Don't blame me, the last guy did it.
Even without uttering those words, elected officials and their appointees often send that very message.
Criminal lawyers sometimes call it the "dead-guy-did-it" defense. A finger is pointed at someone who's no longer around to put up a fight.
Since anyone elected to anything in the last couple of years probably has fiscal woes, this "last guy" defense echoes everywhere.
A task force formed by Suffolk County Executive Steve Bellone, a Democrat who took office Jan. 1, is expected to tell lawmakers Tuesday how deep the county's financial troubles run after the two terms of Democrat-turned-Republican Steve Levy.
Bellone's recent statements suggest he inherited a crisis. "There's no silver bullet to solving these financial problems," he said in Albany Feb. 14. "It's going to take cobbling together a number of different things over several years."
He's reminded everyone that his election led to removal of a home heating fuel tax imposed by Democratic predecessor Tom Suozzi. He's complained that a state monitoring board held him to a higher standard than his predecessor. He noted how fat labor deals were signed long before his term -- and, of course, how taxes were high before.
Last year, citing expenses, Mangano replaced the MTA with Veolia Transportation as operator of local bus service. Veolia took over Jan. 1 and last month announced "adjustments" and "investments," including plans to cut service on 30 routes to help fill a $7.3 million deficit.
As reported by Newsday's Alfonso Castillo, company executive Michael Setzer pointed to when MTA ran the bus lines. "There are a lot of bad habits here that have been going on for years and years," he said.
Sometimes the proverbial "last guy" responds. This time, MTA officials defended their decisions. Board member Mitchell Pally said: "We were not going to make maintenance improvements to a system we were no longer going to have."

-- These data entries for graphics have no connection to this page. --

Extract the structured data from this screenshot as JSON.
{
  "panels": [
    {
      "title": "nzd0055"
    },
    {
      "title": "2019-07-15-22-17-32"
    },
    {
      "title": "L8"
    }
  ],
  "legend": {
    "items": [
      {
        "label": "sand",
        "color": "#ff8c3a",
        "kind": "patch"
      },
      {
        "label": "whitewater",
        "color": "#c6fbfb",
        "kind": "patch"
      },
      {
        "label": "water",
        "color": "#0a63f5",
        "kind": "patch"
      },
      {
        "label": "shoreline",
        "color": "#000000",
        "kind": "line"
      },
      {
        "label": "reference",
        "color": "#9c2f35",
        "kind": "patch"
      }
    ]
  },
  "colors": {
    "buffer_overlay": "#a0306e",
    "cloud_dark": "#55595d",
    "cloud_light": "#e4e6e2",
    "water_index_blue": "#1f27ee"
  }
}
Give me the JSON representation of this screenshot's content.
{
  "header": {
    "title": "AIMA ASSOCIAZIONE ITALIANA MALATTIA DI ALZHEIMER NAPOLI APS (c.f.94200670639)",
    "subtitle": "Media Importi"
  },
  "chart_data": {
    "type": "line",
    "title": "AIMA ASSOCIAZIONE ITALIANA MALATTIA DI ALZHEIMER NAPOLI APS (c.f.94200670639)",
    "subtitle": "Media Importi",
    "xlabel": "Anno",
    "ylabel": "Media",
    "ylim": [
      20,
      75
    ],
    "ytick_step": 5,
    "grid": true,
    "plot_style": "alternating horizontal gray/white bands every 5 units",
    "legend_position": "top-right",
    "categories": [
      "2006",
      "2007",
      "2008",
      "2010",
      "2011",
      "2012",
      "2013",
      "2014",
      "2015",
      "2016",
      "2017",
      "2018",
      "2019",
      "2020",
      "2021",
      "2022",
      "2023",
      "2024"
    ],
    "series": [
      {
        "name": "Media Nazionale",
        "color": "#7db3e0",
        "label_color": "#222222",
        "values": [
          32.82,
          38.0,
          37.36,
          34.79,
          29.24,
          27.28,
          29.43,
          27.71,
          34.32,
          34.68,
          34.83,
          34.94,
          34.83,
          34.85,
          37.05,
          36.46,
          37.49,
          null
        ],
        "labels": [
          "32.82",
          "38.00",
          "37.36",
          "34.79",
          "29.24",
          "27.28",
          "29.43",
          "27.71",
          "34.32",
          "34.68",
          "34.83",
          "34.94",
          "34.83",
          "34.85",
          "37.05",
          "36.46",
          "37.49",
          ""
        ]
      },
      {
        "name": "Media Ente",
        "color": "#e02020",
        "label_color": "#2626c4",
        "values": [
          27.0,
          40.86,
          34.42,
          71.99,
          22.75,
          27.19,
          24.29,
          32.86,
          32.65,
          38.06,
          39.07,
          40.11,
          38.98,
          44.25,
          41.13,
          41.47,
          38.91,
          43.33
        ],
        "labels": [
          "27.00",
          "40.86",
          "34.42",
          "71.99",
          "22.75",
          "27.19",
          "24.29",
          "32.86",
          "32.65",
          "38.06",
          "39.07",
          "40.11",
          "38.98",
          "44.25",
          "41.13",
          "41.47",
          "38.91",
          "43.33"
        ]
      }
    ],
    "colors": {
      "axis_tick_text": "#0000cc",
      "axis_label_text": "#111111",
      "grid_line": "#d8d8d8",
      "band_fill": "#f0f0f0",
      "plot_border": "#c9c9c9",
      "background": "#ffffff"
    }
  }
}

The first-term governors of New York and New Jersey, Andrew M. Cuomo and Chris Christie, now jointly control the bi-state Port Authority, which recently raised its bridge and tunnel tolls. Last month, a consultant's report called the PA "a challenged and dysfunctional organization," citing, in part, big project cost overruns. Patrick Foye, the new executive director, embraced the findings.
Gov. Eliot Spitzer's abortive tenure offers an instructive example too. Even before taking the oath, Spitzer blasted his predecessors-to-be for all that was bad. "Day One, everything changes," he said. Two "last guys" later, Cuomo is working to put the Spitzer-Paterson follies in the rearview mirror.
Cuomo caustically joked the other night before the Citizens Budget Commission that progress can be relative. "It has been 14 months since the governor of the state was indicted or admitted committing major felonies," he said, as quoted by the publication City & State. "That is progress," he continued. "We have now gone . . . three months without a conviction of a sitting legislator. Three months. Deserves a round of applause."
This was a comedy riff. It is inaccurate to say that Paterson, who was found by ethics investigators to have lied under oath, was indicted. But the last-guy tradition was preserved.